Azzerare la presenza militare dell’Is in Libia e sostenere il governo di Serra

Il nostro Paese metterà a disposizione la base aerea di Sigonella e il suo spazio aereo e, al netto delle comunicazioni che oggi farà alla Camera il ministro della Difesa Roberta Pinotti e delle parole del ministro degli Esteri Paolo Gentiloni di ieri ( «Valuteremo eventuali richieste americane»). Palazzo Chigi ritiene che per dare corso al pieno coinvolgimento logistico dell’Italia nella spallata contro la roccaforte dell’Is non saranno necessari di qui alle prossime settimane ulteriori passaggi parlamentari. Non fosse altro perché la decisione politica è già stata presa dalla Presidenza del Consiglio. I nostri Comandi hanno infatti già ottenuto il via libera ad autorizzare i caccia e i droni Usa, nel momento in cui verrà richiesto da Washington, ad operare appoggiandosi alle nostre infrastnitture militari.

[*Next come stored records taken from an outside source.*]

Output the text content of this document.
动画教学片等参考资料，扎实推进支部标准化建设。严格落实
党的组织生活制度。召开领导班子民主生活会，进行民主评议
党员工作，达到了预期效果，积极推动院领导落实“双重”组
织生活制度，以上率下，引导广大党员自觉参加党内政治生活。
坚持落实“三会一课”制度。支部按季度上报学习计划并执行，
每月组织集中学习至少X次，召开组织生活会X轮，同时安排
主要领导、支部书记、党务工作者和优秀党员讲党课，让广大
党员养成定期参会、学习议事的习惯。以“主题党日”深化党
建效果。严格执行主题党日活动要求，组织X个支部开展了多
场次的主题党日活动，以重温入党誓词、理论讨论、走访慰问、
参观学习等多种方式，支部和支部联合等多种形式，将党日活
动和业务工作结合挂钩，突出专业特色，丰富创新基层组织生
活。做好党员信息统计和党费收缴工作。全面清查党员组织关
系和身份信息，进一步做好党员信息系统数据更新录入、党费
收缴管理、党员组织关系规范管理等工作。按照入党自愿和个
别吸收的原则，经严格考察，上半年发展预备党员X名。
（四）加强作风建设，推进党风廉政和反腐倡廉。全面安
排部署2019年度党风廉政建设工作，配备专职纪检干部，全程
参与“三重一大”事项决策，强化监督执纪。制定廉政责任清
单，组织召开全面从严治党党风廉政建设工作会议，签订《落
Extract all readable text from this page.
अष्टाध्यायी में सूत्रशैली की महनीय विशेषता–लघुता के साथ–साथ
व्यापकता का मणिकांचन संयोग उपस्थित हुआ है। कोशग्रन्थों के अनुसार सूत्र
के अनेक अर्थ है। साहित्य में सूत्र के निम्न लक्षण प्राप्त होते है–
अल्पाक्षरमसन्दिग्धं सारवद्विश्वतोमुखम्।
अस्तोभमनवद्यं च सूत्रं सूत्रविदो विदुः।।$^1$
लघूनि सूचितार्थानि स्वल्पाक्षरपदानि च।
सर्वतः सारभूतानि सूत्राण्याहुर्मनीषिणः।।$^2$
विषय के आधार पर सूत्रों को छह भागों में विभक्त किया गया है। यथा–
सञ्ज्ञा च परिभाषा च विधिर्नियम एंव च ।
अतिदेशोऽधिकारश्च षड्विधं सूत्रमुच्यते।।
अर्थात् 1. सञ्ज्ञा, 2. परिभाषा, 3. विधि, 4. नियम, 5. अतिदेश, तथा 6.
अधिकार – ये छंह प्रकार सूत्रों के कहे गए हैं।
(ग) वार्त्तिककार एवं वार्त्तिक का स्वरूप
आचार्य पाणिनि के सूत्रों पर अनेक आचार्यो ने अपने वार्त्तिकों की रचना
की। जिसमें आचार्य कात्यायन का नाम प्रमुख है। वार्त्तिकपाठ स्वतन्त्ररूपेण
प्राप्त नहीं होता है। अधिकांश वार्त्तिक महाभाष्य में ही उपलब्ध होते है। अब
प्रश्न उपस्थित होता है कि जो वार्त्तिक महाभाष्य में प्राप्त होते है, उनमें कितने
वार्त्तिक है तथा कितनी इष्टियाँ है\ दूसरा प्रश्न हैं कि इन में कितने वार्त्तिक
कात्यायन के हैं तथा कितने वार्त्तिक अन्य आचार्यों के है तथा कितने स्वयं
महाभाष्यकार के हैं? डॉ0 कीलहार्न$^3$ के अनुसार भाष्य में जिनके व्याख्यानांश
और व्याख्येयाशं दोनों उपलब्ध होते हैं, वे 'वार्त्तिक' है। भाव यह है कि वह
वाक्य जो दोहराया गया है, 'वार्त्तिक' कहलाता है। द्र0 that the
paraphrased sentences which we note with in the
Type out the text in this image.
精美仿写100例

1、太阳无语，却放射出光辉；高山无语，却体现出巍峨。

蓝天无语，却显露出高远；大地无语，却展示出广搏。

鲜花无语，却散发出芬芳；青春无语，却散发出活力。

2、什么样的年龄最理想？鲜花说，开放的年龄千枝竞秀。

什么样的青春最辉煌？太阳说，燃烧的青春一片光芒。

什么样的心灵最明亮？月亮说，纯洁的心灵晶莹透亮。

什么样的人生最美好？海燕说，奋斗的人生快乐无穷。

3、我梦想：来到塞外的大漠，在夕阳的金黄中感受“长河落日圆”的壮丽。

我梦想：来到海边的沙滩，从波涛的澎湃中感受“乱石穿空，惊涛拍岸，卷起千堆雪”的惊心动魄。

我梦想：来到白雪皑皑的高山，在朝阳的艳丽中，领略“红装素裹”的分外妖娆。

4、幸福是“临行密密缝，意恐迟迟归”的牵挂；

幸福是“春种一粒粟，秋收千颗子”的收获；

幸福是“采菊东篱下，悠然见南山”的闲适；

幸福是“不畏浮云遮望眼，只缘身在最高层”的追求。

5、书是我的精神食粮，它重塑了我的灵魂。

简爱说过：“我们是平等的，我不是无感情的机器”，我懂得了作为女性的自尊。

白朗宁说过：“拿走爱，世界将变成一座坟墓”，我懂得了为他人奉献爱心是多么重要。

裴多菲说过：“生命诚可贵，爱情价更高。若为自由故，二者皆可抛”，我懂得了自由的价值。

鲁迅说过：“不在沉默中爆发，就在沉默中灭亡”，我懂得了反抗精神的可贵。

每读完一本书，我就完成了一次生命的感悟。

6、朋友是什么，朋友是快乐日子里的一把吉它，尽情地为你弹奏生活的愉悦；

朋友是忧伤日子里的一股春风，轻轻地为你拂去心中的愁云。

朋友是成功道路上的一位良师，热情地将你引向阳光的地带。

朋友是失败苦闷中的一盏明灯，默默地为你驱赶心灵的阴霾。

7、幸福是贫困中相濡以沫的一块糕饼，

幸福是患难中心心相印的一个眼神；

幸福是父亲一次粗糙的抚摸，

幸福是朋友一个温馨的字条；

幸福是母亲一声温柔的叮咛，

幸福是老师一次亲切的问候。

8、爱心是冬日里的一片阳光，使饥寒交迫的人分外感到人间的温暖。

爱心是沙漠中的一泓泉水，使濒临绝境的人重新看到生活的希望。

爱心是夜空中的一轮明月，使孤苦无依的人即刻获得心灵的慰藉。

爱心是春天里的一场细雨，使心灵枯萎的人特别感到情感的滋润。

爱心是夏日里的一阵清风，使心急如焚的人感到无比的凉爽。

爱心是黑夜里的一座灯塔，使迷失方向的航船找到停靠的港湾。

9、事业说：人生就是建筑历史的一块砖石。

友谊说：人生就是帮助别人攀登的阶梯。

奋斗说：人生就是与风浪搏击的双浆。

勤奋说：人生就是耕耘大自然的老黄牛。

Un mese di bombe per riconquistare la città di Sirte

Con la benedizione dell’Onu ( che ha definito l’intervento militare sollecitato da Tripoli «in linea con le risoluzioni delle Nazioni Unite») e tra le scontate proteste di Mosca ( che ha definito «illegali» i raid e chiede un pronunciamento del Consiglio di sicurezza al Palazzo di Vetro), si compie dunque sull’altra sponda del Mediterraneo, a 700 chilometri in linea d’aria da Sigonella, l’ultimo tratto di un percorso politico e insieme militare di cui l’Italia è stata artefice dal marzo scorso che ora conosce il suo passaggio decisivo.

Italia, basi e spazio aereo per i caccia Usa

«È nell’interesse della sicurezza nazionale americana assicurare che il governo libico possa completare il suo lavoro contro l’Is evitando che si rafforzi in Libia», ha detto ieri il presidente americano Barack Obama. Ma mai, come in questo frangente, la “sicurezza nazionale” di Washington e quella di Roma si sovrappongono. Non è un caso che fonti di Palazzo Chigi indichino in queste ore come «cruciale la liberazione di Sirte dalle milizie di Daesh». «Perché — aggiungono — Sirte liberata dalle bandiere nere del Califatto può diventare la pietra angolare su cui costruire la nuova Libia. Un Paese che vedrebbe definitivamente legittimato il governo di Fayez al Serraj e in cui, auspicabilmente, si potrebbe aprire una fase nuova di dialogo tra Tripoli e Tobruk».